Navigating Secondary Sanctions Risk: The Heightened Need to Mitigate Indirect Exposure
Managing secondary sanctions risk and detecting sanctions circumvention starts with understanding your customers, counterparties, and their networks.
Non-U.S. financial institutions face heightened secondary sanctions risk due to the U.S. Executive Order (EO) 14114, which allows the United States to impose sanctions on banks that are deemed to be facilitating the evasion of Russian sanctions and support Russia's military-industrial base. The EO has generated much conversation and concern about how this will impact financial institutions – and how they can manage sanctions risk.
Secondary risks on the horizon
The new EO exposes non-U.S. financial Institutions to indirect sanctions risks based on the facilitation of transactions with unsanctioned parties. This includes providing services to non-Russian customers engaging in transactions related to Russia’s military-industrial base. The complexities of the EO are exacerbated by the broad nature of “dual-use goods” and associated industries that may be determined to be used for Russian military application.

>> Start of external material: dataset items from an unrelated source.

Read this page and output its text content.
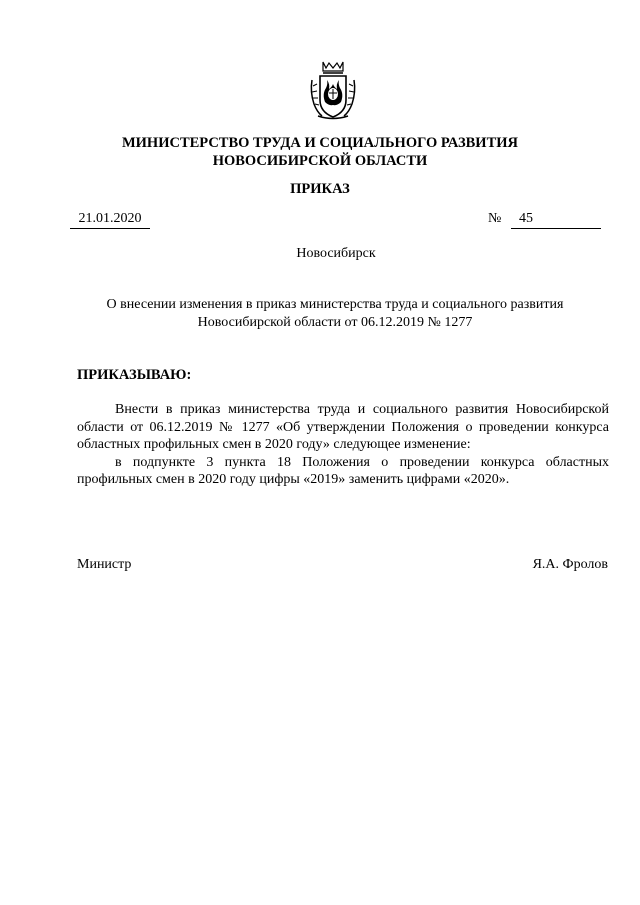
МИНИСТЕРСТВО ТРУДА И СОЦИАЛЬНОГО РАЗВИТИЯ
НОВОСИБИРСКОЙ ОБЛАСТИ
ПРИКАЗ
21.01.2020	№	45
Новосибирск
О внесении изменения в приказ министерства труда и социального развития
Новосибирской области от 06.12.2019 № 1277
ПРИКАЗЫВАЮ:

Внести в приказ министерства труда и социального развития Новосибирской области от 06.12.2019 № 1277 «Об утверждении Положения о проведении конкурса областных профильных смен в 2020 году» следующее изменение:

в подпункте 3 пункта 18 Положения о проведении конкурса областных профильных смен в 2020 году цифры «2019» заменить цифрами «2020».

Министр	Я.А. Фролов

Financial institutions are now carefully evaluating whether their existing compliance programs capture the recommendations. Fortunately, there is technology available today to help protect banks against unnecessary risk.
Adopting a risk-led approach
Mitigating sanctions risk starts with truly understanding your customers and their networks, including associated counterparties, relationships, and supply chain activities. This is made possible by connecting internal and external data into a single, strong data foundation that provides a holistic view of direct and indirect risk. Using this contextual 360-degree view of customers, as well as non-customer counterparties, banks can then build a full network of relationships from different perspectives, removing noise and revealing patterns.
This enables banks to understand their direct and indirect network exposure to secondary sanctions risk. The secondary risks could include counterparties with these characteristics:
connections to sanctioned parties
showing signs of a shell or front company
operating in high-risk industries and trading routes
dealing in high-risk goods
This approach is strengthened by applying analytics and scoring to monitor and detect potential circumvention of sanctions and export control restrictions. The process can include examining the use of transshipment jurisdictions, intermediaries, and agents within transaction flows.
Using technology to mitigate sanctions risk
Once financial organizations have a holistic view of their customers and non-customers connections and behaviors, it’s possible to more effectively detect, monitor, and investigate entities and networks that pose sanctions and export control risks. The data foundation becomes a trusted, renewable, and reusable resource, with benefits across the bank.
Adding such capabilities requires changes in the way banks approach sanctions risk mitigation. For example, analysts and investigators must change how they think and talk about sanctions and export control risks.
The old way was to pose a query such as, “Is this transaction in breach of sanctions regulations?” The new way is to look at the broader network and ask, “Who is sending and receiving this transaction? Do they pose a direct or indirect risk? Do we understand the full nature of the purpose of the transaction, including the ultimate beneficiaries and associated risk? Are they connected to a risky network? Do the supply chains pose risk?”
Equipped with the right technology, banks can leverage data and apply analytics and scoring to better monitor and detect customer behavior that poses sanctions risk. Over time, analysts can see and understand how customer activity has shifted pre- or post-imposition of sanctions, and which customers are dealing in potentially risky trading activity.
Uncovering hidden insights
The value of contextual views is that they allow the detection, monitoring, and investigation of risks that otherwise would not have been found – or even been sought – by analysts.
By proactively addressing real risk, teams can respond more quickly and mitigate exposure, since they’re no longer stuck in a cycle of reactive activity. Teams can also augment decision-making with the context and insight needed to visualize risk and make informed decisions.